Kenyatannya secara teknis ada teori tertentu yang tidak mungkin dapat diujicoba dalam ilmu sekuler, tetapi masih dapat diujicoba dengan pendekatan satu kutub. Sebagai contoh dalam ilmu falak. Hasil observasi dengan pertolongan teropong bintang menunjukkan bahwa rumpun-rumpun bintang yang disebut galaxies bergerak dari kita dengan kecepatan menjauh (radial) yang berbanding lurus dengan jarak galaxies itu masing-masing dari bumi kita. Misalnya dua galaxy A dan B, jarak galaxy A tiga kali lebih jauh dari galaxy B, maka kecepatan menjauh galaxy A akan tiga kali lebih cepat dari B. Sebagai analogi jika kita memberikan titik-titik pada sebuah balon yang kita tiup sehingga bertambah besar, maka titik-titik itu akan saling menjauhi yang kecepatannya antara satu dengan yang lain berbanding lurus dengan jaraknya masing-masing. Itu artinya jagat raya ini sedang memuai (berekspansi).

Ada dua jenis interpretasi atas hasil observasi ini. Teori yang pertama mengatakan pada mulanya (yaitu t = 0, tidak ada sesuatu sebelumnya) terjadi ledakan besar pada "atom primordial", sehingga bibit-bibit galaxies terlempar saling menjauh. Teori ini disebut teori Big-Bang (BB). Teori yang kedua mengatakan setiap saat materi terjadi begitu saja, lalu mendesak materi yang sudah terjadi sebelumnya, sehingga jagad raya ini membesar. Teori ini disebut dengan teori kejadian terus menerus (KTM). Secara teknis adalah hal yang mustahil untuk dapat mengujicoba kedua teori ini, apabila hanya mengandalkan sebuah sumber informasi seperti halnya dalam ilmu sekuler yang bertumpu pada paradigma filsafat positivisme yang atheistis dan agnostis.

Namun dengan ilmu yang tidak sekuler yang bertumpu pada iqra' bismi rabbika, orang dapat mengadakan ujicoba, mana kedua teori ini yang benar.

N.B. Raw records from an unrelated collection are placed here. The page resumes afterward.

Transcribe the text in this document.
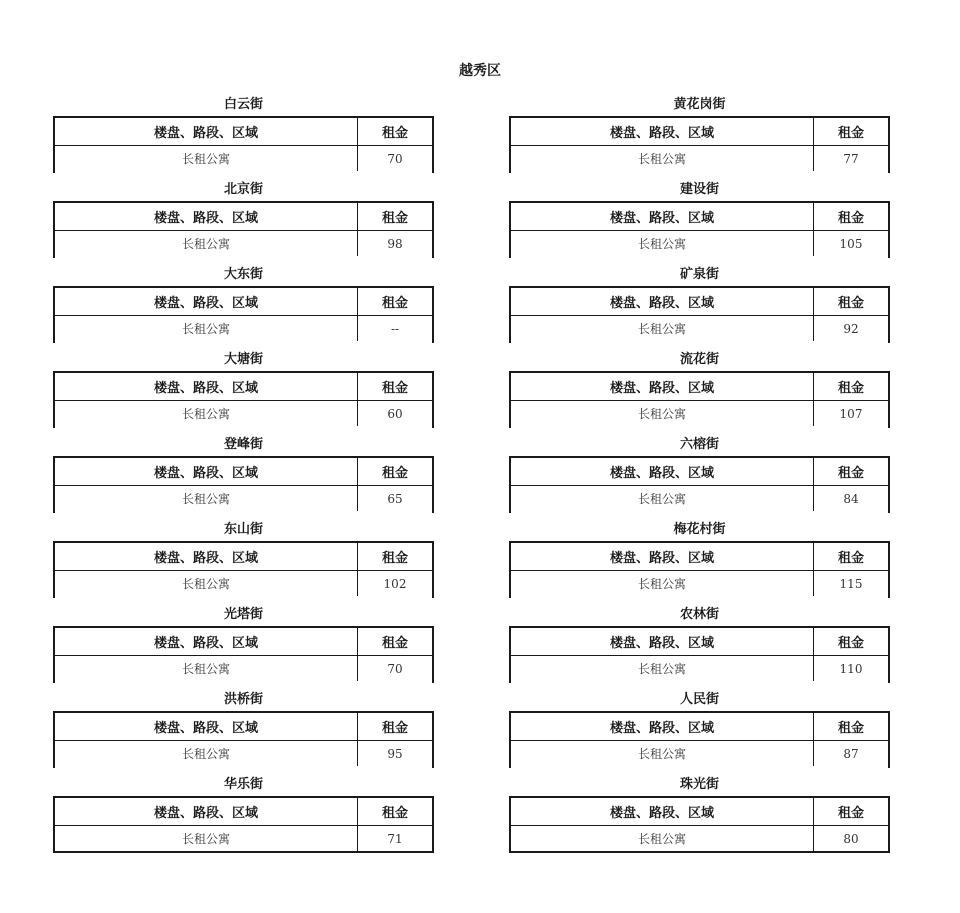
越秀区
白云街
楼盘、路段、区域	租金
长租公寓	70
北京街
楼盘、路段、区域	租金
长租公寓	98
大东街
楼盘、路段、区域	租金
长租公寓	--
大塘街
楼盘、路段、区域	租金
长租公寓	60
登峰街
楼盘、路段、区域	租金
长租公寓	65
东山街
楼盘、路段、区域	租金
长租公寓	102
光塔街
楼盘、路段、区域	租金
长租公寓	70
洪桥街
楼盘、路段、区域	租金
长租公寓	95
华乐街
楼盘、路段、区域	租金
长租公寓	71
黄花岗街
楼盘、路段、区域	租金
长租公寓	77
建设街
楼盘、路段、区域	租金
长租公寓	105
矿泉街
楼盘、路段、区域	租金
长租公寓	92
流花街
楼盘、路段、区域	租金
长租公寓	107
六榕街
楼盘、路段、区域	租金
长租公寓	84
梅花村街
楼盘、路段、区域	租金
长租公寓	115
农林街
楼盘、路段、区域	租金
长租公寓	110
人民街
楼盘、路段、区域	租金
长租公寓	87
珠光街
楼盘、路段、区域	租金
长租公寓	80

Ada dua ayat qawliyah yang dapat dipakai untuk mengujicoba, yaitu:
ADZA ARAD SYYA AN YQWL LH KN FYKWN (S. YS, 82), dibaca: iza- ara-da syayan ay yaqu-la lahu- kun fayaku-n (s. ya-sin), artinya: Apabila Ia menghendaki sesuatu Ia berkata kepadaNya, jadilah maka menjadilah ia.
ALDZY KHLQ FSWY (S. ALA'ALY, 2), dibaca: allazi- khalaqa fasawwa- (s. al a'la-), artinya: Yaitu (Allah) Yang mencipta lalu menyempurnakan (87:2).

Kata KHLQ berbentuk fi'il madhi, masa lampau, ini menyokong teori Big-Bang, sedangkan kata YKWN berbentuk fi'il mudhari', sedang menjadi dan akan menjadi, ini menyokong teori kejadian terus menerus. Alhasil setelah Allah mencipta "atom primordial" yang meledak dahsyat, lalu Allah terus menerus menjadikan zat interstallair, yang dalam bahasa Al Quran disebut dukhan. Walla-hu a'lamu bishshawa-b.